A black Ford Mustang electric car shared center stage with Vice President Kamala Harris on Tuesday when Harris visited the University of Wisconsin-Milwaukee to promote the Biden administration’s planned investment in American infrastructure.
Harris talked at a small roundtable discussion about what the $2.3 trillion legislative package would mean for sustainable energy, research innovation and education, and she toured some of the energy research labs in the College of Engineering & Applied Science to highlight a clean energy economy.
The spending in the legislation would generate jobs and help the U.S. become more globally competitive, Harris said. She said federal government investment as a percentage of gross domestic product has declined over the past 25 years.
“We must be able to compete,” she said. “Innovation will make things easier for American families and will create jobs.”
It was fitting that Harris visited Milwaukee, UWM Chancellor Mark Mone said, because the city had once been the machine shop of the nation. But now the area needs smart investments in energy and manufacturing to create the innovations necessary to solve current-day problems.
“We have a passion for action, some would say a passion for traction, if you look at the all-electric Mustang on display here,” UWM Chancellor Mark Mone told Harris. “It’s an example of the kind of transformative research we do at UWM.” And part of that story involved making electric vehicles more commercially viable.
UWM was chosen as a stop on Harris’ promotion tour in part because of its longstanding work with businesses to improve their energy efficiency and reduce their carbon footprints. The U.S. Department of Energy has supported an Industrial Assessment Center at UWM for more than 20 years. Through the IAC, teams of faculty and UWM students identify reduction strategies for energy and water consumption for area medium-sized manufacturers, while providing training the future energy engineers.
The Department of Energy currently funds the IAC program at 31 universities.
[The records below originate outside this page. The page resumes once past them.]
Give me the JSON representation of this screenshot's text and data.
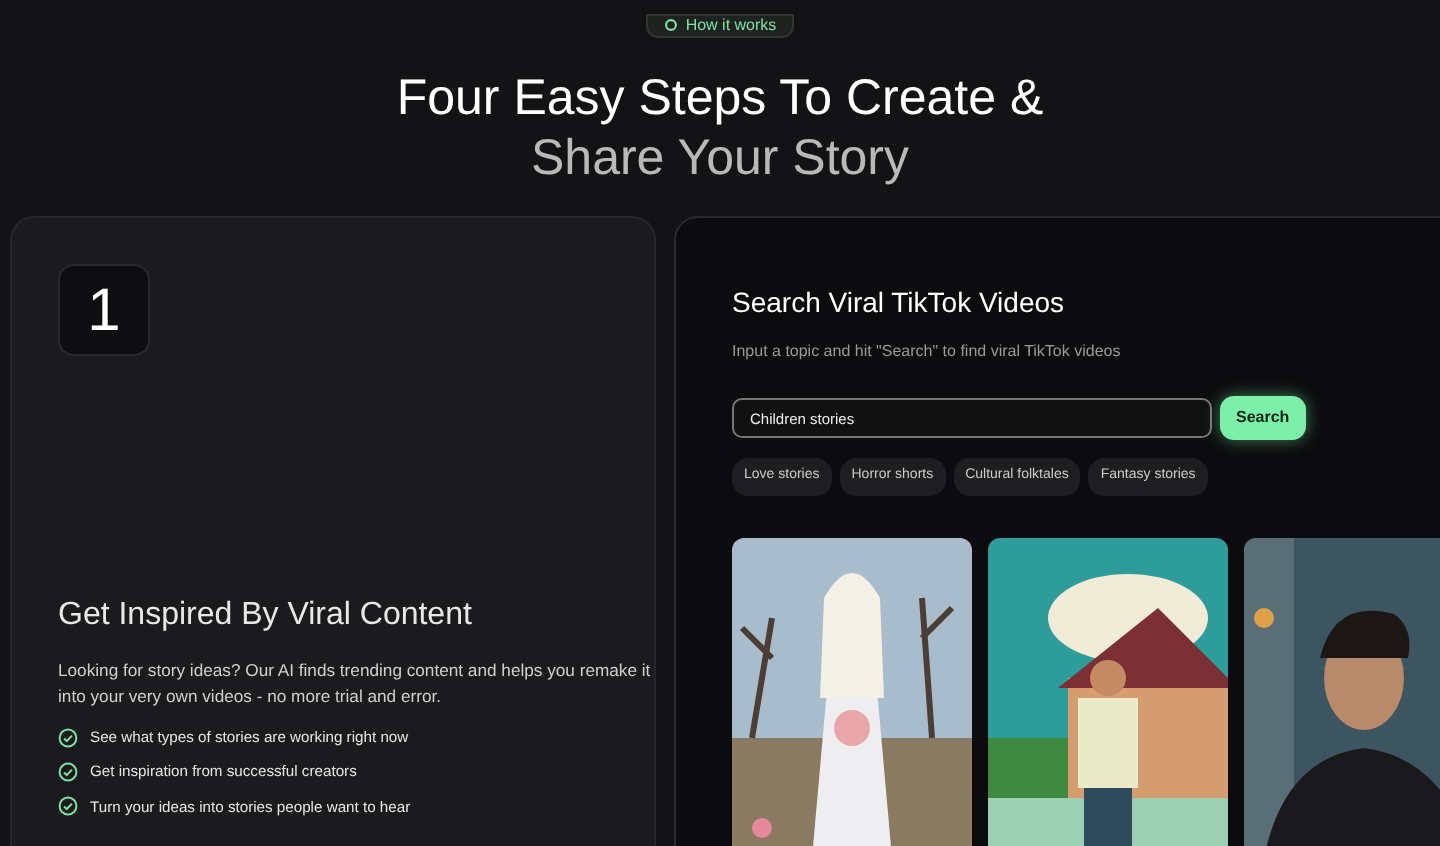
{
  "badge": {
    "label": "How it works"
  },
  "heading": {
    "line_1": "Four Easy Steps To Create &",
    "line_2": "Share Your Story"
  },
  "step_card": {
    "number": "1",
    "title": "Get Inspired By Viral Content",
    "description": "Looking for story ideas? Our AI finds trending content and helps you remake it into your very own videos - no more trial and error.",
    "features": [
      "See what types of stories are working right now",
      "Get inspiration from successful creators",
      "Turn your ideas into stories people want to hear"
    ]
  },
  "demo": {
    "title": "Search Viral TikTok Videos",
    "subtitle": "Input a topic and hit \"Search\" to find viral TikTok videos",
    "search": {
      "value": "Children stories"
    },
    "search_button": "Search",
    "suggestions": [
      "Love stories",
      "Horror shorts",
      "Cultural folktales",
      "Fantasy stories"
    ]
  }
}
The center at UWM, directed by Ryoichi Amano, professor of mechanical engineering, is the only one in Wisconsin.
Moving science forward
Wilkistar Otieno, associate professor of industrial manufacturing and assistant director of UWM’s Industrial Assessment Center, participated in the roundtable discussion, which was moderated by Joan Prince, a UWM vice chancellor emerita. Otieno described the research and development gains that additional investment would bring, including next-generation lithium-ion battery systems for electric cars, new strategies for more efficient manufacturing and electricity generated from wastewater treatment plants.
“The research dollars that we attract enables us to move science forward and to look at what comes next,” Otieno said.
Also on the panel were U.S. Rep. Gwen Moore; U.S. Sen. Tammy Baldwin; Joan Johnson, director of the Milwaukee Public Library; and Damaris Ayala, principal of Lincoln Avenue Community School in Milwaukee.
Baldwin thanked the Biden-Harris administration for investing in people – not only in Wisconsin, but across the country.
“We make things here (in Milwaukee). It’s what we do here,” Baldwin said. “And we all know that when you make things, it all begins with research. And here at UWM, we do that really well too.”